Tengo una imagen tan alta de Javier, tan angelical, que parece que va más allá del combate cotidiano. Creo que en el amor, en la poesía amorosa es donde se revela su persona: un ser fogoso, llena de búsquedas de significados. Pero su imagen exterior fue siempre la de una persona completamente noble.

¿Diría que su poesía refleja de algún modo su modo de ser?
Sin duda. Esa cosa pura, transparente, inocente. Diría que muy sensible, pero al mismo tiempo tremendamente lúcida; eso fue él y su poesía.

JAVIER SOLOGUREN
1921-2004

Javier Sologuren es uno de los poetas más destacados del Perú contemporáneo. Su poesía puede entroncarse con el simbolismo y con el surrealismo franceses, pero está al mismo tiempo enraizada en las fuentes castellanas.
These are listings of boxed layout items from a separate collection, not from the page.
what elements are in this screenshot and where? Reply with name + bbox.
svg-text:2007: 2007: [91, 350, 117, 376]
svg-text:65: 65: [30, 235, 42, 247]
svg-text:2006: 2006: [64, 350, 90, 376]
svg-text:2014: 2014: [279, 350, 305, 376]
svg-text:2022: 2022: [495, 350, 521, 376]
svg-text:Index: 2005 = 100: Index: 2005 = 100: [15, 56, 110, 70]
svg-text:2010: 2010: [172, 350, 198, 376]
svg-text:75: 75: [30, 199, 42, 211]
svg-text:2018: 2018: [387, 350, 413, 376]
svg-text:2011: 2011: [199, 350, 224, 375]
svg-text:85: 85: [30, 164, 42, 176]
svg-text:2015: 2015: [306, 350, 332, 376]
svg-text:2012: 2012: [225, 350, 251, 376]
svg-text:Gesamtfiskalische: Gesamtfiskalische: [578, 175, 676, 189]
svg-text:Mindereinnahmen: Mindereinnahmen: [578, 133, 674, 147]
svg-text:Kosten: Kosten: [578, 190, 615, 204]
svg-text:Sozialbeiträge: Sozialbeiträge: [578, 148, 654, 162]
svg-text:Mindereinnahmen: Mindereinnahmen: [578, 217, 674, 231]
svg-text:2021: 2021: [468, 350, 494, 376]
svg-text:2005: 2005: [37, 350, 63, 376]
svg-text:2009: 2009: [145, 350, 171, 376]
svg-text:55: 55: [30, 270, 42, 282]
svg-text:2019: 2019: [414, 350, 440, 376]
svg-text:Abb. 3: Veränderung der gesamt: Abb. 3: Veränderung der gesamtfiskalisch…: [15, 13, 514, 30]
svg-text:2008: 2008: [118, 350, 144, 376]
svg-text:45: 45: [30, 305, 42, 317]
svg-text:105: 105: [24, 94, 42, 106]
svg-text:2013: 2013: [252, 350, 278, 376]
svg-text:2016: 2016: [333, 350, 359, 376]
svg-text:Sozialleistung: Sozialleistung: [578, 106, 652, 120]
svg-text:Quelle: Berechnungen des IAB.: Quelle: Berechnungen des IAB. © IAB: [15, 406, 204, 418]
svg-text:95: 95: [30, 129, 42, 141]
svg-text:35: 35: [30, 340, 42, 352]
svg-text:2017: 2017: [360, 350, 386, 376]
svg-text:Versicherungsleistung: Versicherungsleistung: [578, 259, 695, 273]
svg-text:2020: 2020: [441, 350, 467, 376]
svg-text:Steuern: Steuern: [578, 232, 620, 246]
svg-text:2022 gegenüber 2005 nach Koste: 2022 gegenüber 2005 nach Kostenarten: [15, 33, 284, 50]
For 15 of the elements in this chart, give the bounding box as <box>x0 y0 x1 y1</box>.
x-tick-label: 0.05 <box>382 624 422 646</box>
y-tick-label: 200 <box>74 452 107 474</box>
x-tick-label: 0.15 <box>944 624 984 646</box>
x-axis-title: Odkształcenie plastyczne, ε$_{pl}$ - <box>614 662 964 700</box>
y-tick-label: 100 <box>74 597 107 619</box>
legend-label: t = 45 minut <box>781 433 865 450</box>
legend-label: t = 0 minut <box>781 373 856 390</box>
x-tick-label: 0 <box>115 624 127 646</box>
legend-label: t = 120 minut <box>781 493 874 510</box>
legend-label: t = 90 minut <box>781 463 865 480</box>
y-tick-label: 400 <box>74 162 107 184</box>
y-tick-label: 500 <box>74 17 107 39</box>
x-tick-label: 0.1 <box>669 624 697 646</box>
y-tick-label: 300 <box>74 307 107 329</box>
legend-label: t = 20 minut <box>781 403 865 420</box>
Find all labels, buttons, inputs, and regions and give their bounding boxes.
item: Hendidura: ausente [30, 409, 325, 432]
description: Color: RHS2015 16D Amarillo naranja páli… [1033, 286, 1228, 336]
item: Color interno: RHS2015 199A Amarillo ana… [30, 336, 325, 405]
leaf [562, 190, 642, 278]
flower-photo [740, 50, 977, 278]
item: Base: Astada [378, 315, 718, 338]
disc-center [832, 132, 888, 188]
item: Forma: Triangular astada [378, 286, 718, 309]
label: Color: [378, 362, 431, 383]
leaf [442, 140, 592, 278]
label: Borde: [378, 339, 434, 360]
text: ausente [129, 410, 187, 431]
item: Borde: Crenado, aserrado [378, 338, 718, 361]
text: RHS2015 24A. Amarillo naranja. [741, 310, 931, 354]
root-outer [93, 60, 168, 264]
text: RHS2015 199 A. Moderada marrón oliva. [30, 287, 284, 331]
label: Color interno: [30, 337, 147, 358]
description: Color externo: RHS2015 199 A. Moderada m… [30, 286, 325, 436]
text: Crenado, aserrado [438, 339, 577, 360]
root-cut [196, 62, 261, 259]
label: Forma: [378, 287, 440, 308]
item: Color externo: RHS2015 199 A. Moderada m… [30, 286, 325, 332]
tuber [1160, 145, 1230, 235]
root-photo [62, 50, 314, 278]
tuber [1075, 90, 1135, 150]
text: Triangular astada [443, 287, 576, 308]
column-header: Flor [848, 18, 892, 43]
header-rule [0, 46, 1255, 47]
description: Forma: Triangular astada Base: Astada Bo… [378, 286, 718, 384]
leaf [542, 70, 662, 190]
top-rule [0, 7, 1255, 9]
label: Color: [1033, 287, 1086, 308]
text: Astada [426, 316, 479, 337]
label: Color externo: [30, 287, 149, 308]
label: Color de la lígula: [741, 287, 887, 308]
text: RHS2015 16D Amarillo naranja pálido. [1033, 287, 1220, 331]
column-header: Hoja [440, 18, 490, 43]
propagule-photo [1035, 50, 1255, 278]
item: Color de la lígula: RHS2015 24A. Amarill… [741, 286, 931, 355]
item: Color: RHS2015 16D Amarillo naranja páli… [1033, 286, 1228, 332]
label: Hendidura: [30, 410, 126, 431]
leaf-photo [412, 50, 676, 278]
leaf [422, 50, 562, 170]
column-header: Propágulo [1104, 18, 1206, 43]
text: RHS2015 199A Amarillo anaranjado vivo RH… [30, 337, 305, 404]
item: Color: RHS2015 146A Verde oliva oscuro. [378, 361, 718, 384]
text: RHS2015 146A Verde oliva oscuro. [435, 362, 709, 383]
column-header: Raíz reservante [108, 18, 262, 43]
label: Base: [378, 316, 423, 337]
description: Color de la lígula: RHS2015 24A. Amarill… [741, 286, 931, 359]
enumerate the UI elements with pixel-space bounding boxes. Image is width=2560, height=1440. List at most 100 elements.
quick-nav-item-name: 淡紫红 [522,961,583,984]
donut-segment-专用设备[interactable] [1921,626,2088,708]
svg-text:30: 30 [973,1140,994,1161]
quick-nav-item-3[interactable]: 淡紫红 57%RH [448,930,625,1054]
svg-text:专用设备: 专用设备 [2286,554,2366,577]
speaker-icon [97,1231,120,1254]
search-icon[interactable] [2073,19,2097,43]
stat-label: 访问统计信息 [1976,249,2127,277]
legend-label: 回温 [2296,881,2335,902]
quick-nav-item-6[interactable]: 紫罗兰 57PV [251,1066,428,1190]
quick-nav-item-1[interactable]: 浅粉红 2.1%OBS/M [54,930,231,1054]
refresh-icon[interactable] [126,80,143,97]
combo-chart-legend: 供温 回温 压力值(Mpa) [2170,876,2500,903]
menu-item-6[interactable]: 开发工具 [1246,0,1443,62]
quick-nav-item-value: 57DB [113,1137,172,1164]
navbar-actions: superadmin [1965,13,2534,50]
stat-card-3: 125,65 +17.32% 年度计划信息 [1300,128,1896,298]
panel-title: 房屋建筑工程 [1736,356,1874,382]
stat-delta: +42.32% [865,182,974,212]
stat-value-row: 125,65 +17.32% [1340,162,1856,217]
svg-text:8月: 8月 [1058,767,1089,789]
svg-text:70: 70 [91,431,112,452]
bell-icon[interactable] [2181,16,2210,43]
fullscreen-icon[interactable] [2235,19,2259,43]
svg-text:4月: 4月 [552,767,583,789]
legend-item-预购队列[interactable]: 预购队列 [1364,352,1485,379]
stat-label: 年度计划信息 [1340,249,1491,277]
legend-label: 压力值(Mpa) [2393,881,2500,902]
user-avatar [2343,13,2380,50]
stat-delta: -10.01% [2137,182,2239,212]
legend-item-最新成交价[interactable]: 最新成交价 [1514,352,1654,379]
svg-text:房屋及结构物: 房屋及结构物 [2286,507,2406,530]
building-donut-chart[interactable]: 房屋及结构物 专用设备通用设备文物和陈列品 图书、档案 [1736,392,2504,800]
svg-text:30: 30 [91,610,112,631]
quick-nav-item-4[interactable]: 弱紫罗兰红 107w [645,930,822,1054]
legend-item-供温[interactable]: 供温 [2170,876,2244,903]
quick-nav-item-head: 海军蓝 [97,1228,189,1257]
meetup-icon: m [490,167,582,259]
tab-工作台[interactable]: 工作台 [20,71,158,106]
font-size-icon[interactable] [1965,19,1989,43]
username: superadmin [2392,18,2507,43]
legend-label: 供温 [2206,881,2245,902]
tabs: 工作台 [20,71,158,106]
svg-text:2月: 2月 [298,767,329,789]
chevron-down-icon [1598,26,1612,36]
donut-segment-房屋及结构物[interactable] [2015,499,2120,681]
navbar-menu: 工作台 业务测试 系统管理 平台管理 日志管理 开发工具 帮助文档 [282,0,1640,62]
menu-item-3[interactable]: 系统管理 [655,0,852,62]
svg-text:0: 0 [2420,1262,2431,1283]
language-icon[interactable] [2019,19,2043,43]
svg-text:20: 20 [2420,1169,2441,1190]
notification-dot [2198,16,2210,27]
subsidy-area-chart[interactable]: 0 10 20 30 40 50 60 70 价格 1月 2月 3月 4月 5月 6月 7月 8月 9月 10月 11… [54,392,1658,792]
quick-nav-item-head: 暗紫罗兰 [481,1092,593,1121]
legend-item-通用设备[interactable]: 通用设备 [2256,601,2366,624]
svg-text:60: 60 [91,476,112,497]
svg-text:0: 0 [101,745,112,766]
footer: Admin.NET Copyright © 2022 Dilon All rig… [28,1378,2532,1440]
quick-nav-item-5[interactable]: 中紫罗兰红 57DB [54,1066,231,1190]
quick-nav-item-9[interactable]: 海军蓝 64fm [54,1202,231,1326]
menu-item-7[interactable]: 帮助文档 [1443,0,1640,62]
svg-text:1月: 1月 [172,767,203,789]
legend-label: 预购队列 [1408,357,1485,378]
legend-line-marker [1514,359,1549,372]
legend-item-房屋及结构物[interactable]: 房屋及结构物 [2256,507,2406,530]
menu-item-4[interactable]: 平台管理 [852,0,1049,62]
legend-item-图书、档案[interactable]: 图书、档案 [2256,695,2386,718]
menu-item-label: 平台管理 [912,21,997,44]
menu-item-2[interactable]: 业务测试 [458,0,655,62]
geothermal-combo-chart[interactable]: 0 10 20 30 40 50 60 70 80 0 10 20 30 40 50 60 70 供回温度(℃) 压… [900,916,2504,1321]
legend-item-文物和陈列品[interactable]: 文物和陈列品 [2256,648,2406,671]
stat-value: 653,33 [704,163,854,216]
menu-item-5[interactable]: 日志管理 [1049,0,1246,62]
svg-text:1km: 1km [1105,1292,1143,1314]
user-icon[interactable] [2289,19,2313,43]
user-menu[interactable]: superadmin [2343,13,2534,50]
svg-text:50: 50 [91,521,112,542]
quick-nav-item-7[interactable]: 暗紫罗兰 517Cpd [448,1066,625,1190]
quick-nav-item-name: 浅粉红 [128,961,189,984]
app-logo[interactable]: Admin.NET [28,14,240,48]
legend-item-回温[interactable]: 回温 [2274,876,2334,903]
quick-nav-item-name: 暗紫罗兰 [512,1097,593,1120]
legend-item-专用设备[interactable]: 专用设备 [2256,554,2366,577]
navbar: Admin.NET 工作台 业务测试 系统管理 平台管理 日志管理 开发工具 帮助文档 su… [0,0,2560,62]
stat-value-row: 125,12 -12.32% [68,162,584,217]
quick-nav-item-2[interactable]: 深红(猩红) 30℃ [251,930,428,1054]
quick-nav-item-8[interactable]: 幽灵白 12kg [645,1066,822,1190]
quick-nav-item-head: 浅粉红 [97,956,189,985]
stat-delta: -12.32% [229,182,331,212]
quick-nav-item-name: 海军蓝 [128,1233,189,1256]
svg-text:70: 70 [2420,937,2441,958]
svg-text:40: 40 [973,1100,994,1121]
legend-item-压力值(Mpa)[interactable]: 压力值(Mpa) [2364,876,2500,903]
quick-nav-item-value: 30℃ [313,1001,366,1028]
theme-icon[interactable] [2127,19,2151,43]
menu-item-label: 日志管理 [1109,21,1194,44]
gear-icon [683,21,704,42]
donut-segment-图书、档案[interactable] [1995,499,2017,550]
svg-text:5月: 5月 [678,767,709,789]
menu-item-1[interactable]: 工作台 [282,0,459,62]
Desde sus comienzos en 1939, hasta 1950, puede decirse que el procedimiento de composición de los textos sologurenianos es el acumulativo. Así ocurre en su libro magnífico Detenimientos, de 1947. A partir de ese momento, los lectores de Sologuren asisten a un paulatino desnudamiento de la palabra, a una búsqueda de los vocablos esenciales. Una muestra de esta forma de poetizar es el libro Estancias, de 1960. Pero, por encima de estas características técnicas, la poesía de Sologuren tiene ciertas constantes, como lo prueba el título feliz que junta toda su obra poética: Vida continua. Si Sologuren, como Mallarmé, ama las formas, sin las cuales toda poesía pierde su condición de tal, también considera, como el Inca Garcilaso, uno de sus héroes intelectuales, que la literatura necesita mezclarse con la vida, ser vida ella misma.

Javier Sologuren ha publicado
El morador (1944), Detenimientos (1947), Dédalo dormido (1949), Bajo los ojos del amor (1950), Otoño, endechas (1959), Estancias (1960), La gruta de la sirena (1961), Vida continua (1971), Recinto (1968), Surcando el aire oscuro (1970), Corola parva (1977), Folios del enamorado y la muerte (1988), Poemas (1988), Un trino en la ventana vacía (1992).



MORIR

O soleil c´est le temps de la Raison ardente
APOLLINAIRE

Morir como una flor en el seno de dos olas instantáneas
ante el indeciso fulgor de una dicha imprevista y cercana.
Morir como un pájaro que cae entre nubes de rosados anillos;
entre tallos de vibrátiles pestañas y copas de luz impalpable.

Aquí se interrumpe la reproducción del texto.